What remained of Paul Sharp was lugged to a circular hatch. The nebulous outline of darkness rose up around him and then—hideously—he was pitched into it. Down he fell, but this time he didn’t scream.

No physical apparatus remained with which to scream.

Snapping the lamp off, Humphrys bent over and methodically roused the slumped figure.

“Sharp!” he ordered loudly. “Wake up! Come out of it!”

The man groaned, blinked his eyes, stirred. Over his face settled a glaze of pure, unmitigated torment.

“God,” he whispered, eyes blank, body limp with suffering. “They—”

“You’re back here,” Humphrys said, shaken by what had been dredged up. “There’s nothing to worry about; you’re absolutely safe. It’s over with—happened years ago.”

“Over,” Sharp murmured pathetically.

“You’re back in the present. Understand?”

“Yes,” Sharp muttered. “But—what was it? They pushed me out—through and into something. And I went on down.” He trembled violently. “I fell.”

“You fell through a hatch,” Humphrys told him calmly. “You were beaten up and badly injured—fatally, they assumed. But you did survive. You are alive. You got out of it.”

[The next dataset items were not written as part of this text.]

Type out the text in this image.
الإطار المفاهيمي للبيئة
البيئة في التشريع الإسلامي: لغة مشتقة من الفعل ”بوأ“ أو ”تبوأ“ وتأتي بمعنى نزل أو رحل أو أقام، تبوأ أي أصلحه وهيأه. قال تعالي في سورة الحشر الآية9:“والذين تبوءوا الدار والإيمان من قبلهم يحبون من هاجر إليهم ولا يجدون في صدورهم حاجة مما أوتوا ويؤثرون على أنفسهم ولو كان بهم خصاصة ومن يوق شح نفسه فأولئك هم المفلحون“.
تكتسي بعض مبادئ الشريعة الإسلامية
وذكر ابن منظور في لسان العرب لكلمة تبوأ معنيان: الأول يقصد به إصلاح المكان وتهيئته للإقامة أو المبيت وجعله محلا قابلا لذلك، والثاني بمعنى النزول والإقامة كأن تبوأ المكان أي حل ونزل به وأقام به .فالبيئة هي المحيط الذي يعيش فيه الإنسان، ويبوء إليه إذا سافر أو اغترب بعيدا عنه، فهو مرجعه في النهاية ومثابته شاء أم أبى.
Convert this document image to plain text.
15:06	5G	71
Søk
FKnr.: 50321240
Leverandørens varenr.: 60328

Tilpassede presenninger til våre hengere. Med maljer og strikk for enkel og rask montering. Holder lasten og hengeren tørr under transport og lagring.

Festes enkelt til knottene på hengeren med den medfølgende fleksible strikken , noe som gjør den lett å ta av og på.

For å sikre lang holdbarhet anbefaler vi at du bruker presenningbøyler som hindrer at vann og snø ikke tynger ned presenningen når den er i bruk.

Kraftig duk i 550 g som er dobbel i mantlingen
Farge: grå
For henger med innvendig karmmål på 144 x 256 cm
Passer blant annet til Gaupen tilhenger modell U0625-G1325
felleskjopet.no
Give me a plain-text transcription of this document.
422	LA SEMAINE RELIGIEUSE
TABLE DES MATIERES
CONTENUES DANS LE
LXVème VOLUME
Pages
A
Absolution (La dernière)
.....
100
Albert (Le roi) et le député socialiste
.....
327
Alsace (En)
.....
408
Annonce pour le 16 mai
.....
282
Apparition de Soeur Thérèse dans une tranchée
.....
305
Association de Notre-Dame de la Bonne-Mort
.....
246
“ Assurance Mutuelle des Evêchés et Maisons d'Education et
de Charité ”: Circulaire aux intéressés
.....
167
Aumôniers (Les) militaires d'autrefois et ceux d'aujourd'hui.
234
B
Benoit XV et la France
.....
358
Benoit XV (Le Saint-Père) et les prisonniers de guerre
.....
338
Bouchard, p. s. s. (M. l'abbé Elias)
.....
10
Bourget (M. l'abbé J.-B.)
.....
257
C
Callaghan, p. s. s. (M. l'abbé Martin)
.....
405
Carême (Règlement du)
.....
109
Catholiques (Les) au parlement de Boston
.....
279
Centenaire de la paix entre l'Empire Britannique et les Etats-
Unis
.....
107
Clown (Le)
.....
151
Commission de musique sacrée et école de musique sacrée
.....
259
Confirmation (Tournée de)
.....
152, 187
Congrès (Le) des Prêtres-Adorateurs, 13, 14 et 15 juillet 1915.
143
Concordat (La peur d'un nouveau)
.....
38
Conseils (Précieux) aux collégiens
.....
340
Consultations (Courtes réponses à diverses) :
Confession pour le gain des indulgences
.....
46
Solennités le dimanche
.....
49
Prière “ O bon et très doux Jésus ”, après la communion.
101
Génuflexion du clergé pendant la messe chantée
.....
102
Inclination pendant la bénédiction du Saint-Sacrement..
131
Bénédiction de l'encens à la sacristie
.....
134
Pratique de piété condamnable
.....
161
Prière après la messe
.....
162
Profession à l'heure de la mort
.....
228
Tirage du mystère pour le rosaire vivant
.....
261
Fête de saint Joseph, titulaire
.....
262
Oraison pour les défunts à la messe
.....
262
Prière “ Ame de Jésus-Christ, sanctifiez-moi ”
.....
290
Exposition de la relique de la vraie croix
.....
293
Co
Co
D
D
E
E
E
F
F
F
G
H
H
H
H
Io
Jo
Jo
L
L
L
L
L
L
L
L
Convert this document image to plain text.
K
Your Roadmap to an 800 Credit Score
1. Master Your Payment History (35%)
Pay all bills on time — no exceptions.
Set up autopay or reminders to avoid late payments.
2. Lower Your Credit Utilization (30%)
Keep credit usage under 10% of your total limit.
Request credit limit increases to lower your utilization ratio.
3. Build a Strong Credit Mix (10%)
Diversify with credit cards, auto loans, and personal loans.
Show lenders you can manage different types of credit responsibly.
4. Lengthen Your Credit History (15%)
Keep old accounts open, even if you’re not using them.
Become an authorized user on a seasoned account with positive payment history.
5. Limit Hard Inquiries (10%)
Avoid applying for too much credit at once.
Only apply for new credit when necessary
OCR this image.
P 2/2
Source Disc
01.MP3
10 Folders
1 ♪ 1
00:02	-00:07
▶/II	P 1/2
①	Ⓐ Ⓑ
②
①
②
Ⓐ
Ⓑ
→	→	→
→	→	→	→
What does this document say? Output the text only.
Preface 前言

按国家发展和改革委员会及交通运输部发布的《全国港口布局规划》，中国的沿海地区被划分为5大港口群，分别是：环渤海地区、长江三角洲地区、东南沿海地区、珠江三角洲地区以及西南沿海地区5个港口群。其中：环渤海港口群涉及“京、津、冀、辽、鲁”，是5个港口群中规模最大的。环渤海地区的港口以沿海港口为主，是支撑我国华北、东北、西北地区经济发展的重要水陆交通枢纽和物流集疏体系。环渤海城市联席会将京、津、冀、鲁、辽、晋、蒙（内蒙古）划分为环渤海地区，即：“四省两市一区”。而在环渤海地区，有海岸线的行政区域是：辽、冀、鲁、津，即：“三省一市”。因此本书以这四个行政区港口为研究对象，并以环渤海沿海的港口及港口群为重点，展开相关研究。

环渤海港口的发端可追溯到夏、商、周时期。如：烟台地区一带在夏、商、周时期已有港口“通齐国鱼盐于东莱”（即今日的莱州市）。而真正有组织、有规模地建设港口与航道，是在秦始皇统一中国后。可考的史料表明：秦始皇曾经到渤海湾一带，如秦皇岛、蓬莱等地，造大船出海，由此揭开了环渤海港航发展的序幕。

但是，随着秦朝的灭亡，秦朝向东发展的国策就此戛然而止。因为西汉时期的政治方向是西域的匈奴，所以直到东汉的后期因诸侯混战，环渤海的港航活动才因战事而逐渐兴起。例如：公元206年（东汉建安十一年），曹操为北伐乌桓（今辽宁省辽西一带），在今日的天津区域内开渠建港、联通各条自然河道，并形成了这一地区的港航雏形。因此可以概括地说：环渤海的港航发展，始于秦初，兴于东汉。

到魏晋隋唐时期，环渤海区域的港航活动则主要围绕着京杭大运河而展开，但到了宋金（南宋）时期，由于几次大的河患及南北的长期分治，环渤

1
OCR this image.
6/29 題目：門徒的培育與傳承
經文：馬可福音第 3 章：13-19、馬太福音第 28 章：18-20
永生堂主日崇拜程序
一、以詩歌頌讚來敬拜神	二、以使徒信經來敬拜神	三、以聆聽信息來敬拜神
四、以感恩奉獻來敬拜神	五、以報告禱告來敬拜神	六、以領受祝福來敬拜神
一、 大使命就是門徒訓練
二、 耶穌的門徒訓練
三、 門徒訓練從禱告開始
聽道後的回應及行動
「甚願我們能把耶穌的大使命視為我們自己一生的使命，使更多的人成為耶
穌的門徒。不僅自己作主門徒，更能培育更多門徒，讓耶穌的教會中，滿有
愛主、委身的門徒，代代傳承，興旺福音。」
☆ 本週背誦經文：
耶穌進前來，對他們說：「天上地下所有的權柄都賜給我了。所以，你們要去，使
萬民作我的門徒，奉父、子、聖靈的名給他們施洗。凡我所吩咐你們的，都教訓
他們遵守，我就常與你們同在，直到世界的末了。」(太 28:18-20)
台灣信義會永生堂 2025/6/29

“Why did they do it?” Sharp asked brokenly. His face, sagging and gray, twitched with despair. “Help me, Humphrys …”

“Consciously, you don’t remember when it happened?”

“No.”

“Do you remember where?”

“No.” Sharp’s face jerked spasmodically. “They tried to kill me—they did kill me!” Struggling upright, he protested: “Nothing like that happened to me. I’d remember if it had. It’s a false memory—my mind’s been tampered with!”

“It’s been repressed,” Humphrys said firmly, “deeply buried because of the pain and shock. A form of amnesia—it’s been filtering indirectly up in the form of your phobia. But now that you recall it consciously—”

“Do I have to go back?” Sharp’s voice rose hysterically. “Do I have to get under that damn lamp again?”

“It’s got to come out on a conscious level,” Humphrys told him, “but not all at once. You’ve had your limit for today.”

Sagging with relief, Sharp settled back in the chair. “Thanks,” he said weakly. Touching his face, his body, he whispered: “I’ve been carrying that in my mind all these years. Corroding, eating away—”

“There should be some diminution of the phobia,” the analyst told him, “as you grapple with the incident itself. We’ve made progress; we now have some idea of the real fear. It involves bodily injury at the hands of professional criminals. Ex-soldiers in the early post-war years… gangs of bandits, I remember.”